Preprocess / Postprocess

In this tutorial, you can learn how to preprocess datasets and postprocess continuous action outputs. Please check Preprocessing for more information.

Preprocess Observations

If your dataset includes unnormalized observations, you can normalize or standardize the observations by specifying scaler argument with a string alias. In this case, the statistics of the dataset will be computed at the beginning of offline training.

import d3rlpy

dataset, _ = d3rlpy.datasets.get_dataset("pendulum-random")

# specify by string alias
sac = d3rlpy.algos.SAC(scaler="standard")

Alternatively, you can manually instantiate preprocessing parameters.

# setup manually
mean = np.mean(dataset.observations, axis=0, keepdims=True)
std = np.std(dataset.observations, axis=0, keepdims=True)
scaler = d3rlpy.preprocessing.StandardScaler(mean=mean, std=std)

# specify by object
sac = d3rlpy.algos.SAC(scaler=scaler)

Please check Preprocessing for the full list of available observation preprocessors.

Preprocess / Postprocess Actions

In training with continuous action-space, the actions must be in the range between [-1.0, 1.0] due to the underlying tanh activation at the policy functions. In d3rlpy, you can easily normalize inputs and denormalize outpus instead of normalizing datasets by yourself.

# specify by string alias
sac = d3rlpy.algos.SAC(action_scaler="min_max")

# setup manually
minimum_action = np.min(dataset.actions, axis=0, keepdims=True)
maximum_action = np.max(dataset.actions, axis=0, keepdims=True)
action_scaler = d3rlpy.preprocessing.MinMaxActionScaler(
    minimum=minimum_action,
    maximum=maximum_action,
)

# specify by object
sac = d3rlpy.algos.SAC(action_scaler=action_scaler)

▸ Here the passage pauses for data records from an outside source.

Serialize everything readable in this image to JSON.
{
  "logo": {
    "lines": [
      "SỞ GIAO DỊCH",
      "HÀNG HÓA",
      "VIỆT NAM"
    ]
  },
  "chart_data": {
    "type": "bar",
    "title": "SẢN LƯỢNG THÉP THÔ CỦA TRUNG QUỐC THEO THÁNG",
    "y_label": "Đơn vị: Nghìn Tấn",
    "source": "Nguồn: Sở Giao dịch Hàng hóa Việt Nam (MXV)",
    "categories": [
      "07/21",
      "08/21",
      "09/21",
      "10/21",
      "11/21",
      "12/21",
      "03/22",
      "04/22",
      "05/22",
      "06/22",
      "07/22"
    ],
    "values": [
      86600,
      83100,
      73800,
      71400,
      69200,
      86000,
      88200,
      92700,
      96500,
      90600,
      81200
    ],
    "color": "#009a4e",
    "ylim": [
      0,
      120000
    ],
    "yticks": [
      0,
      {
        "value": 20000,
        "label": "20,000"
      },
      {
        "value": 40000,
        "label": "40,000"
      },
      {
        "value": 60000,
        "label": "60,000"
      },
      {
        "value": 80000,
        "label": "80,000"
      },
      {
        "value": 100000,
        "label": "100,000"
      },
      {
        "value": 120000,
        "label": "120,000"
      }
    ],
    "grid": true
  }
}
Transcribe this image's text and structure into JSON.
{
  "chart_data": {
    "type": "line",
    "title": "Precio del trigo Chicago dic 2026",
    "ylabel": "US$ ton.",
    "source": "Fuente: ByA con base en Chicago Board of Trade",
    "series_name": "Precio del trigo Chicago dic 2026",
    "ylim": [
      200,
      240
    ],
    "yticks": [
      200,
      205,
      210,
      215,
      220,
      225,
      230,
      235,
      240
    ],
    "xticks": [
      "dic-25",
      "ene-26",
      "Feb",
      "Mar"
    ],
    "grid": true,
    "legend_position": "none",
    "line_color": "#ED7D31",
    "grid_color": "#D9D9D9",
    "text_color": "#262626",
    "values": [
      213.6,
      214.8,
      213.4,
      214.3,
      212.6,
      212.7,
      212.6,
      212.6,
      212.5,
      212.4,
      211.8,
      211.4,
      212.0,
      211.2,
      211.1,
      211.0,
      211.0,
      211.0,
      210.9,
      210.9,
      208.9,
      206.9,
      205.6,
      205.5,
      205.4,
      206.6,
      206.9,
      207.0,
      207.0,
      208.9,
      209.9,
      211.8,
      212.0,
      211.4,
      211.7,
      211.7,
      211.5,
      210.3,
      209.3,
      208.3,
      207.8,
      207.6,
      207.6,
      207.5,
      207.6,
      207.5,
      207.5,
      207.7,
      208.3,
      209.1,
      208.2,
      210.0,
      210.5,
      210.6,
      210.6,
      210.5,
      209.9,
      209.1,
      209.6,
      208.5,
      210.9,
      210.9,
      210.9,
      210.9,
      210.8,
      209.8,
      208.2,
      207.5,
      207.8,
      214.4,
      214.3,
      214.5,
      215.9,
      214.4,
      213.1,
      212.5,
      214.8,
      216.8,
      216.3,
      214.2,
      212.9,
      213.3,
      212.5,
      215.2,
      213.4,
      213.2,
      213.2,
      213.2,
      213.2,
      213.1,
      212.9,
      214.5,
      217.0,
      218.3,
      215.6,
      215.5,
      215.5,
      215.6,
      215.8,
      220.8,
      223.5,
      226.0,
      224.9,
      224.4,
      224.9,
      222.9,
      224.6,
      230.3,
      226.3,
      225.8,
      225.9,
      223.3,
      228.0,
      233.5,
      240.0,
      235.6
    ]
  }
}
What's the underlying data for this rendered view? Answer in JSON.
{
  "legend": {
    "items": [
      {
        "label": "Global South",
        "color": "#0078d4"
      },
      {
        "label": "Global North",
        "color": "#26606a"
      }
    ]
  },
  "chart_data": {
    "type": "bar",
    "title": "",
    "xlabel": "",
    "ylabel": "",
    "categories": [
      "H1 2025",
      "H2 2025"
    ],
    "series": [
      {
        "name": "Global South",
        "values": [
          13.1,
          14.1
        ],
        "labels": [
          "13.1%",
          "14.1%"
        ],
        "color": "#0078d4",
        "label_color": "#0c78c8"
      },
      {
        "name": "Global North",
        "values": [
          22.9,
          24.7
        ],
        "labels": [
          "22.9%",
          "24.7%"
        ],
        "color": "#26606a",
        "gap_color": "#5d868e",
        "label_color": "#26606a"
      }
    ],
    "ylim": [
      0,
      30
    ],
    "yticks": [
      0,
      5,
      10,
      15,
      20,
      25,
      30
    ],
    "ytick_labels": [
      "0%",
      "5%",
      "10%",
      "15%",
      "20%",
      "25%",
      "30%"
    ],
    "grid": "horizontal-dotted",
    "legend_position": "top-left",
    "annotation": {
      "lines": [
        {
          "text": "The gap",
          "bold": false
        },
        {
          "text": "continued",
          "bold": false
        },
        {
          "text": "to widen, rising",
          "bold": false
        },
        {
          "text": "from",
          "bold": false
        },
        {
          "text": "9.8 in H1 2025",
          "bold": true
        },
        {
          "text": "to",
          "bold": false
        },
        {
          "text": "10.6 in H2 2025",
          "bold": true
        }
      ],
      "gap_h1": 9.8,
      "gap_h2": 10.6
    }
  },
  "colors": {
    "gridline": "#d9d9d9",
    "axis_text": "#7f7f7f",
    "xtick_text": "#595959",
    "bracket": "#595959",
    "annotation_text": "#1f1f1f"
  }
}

Please check Preprocessing for the full list of available action preprocessors.

Preprocess Rewards

The effect of scaling rewards is not well studied yet in RL community, however, it’s confirmed that the reward scale affects training performance.

# specify by string alias
sac = d3rlpy.algos.SAC(reward_scaler="standard")

# setup manuall
mean = np.mean(dataset.rewards, axis=0, keepdims=True)
std = np.std(dataset.rewards, axis=0, keepdims=True)
reward_scaler = StandardRewardScaler(mean=mean, std=std)

# specify by object
sac = d3rlpy.algos.SAC(reward_scaler=reward_scaler)

Please check Preprocessing for the full list of available reward preprocessors.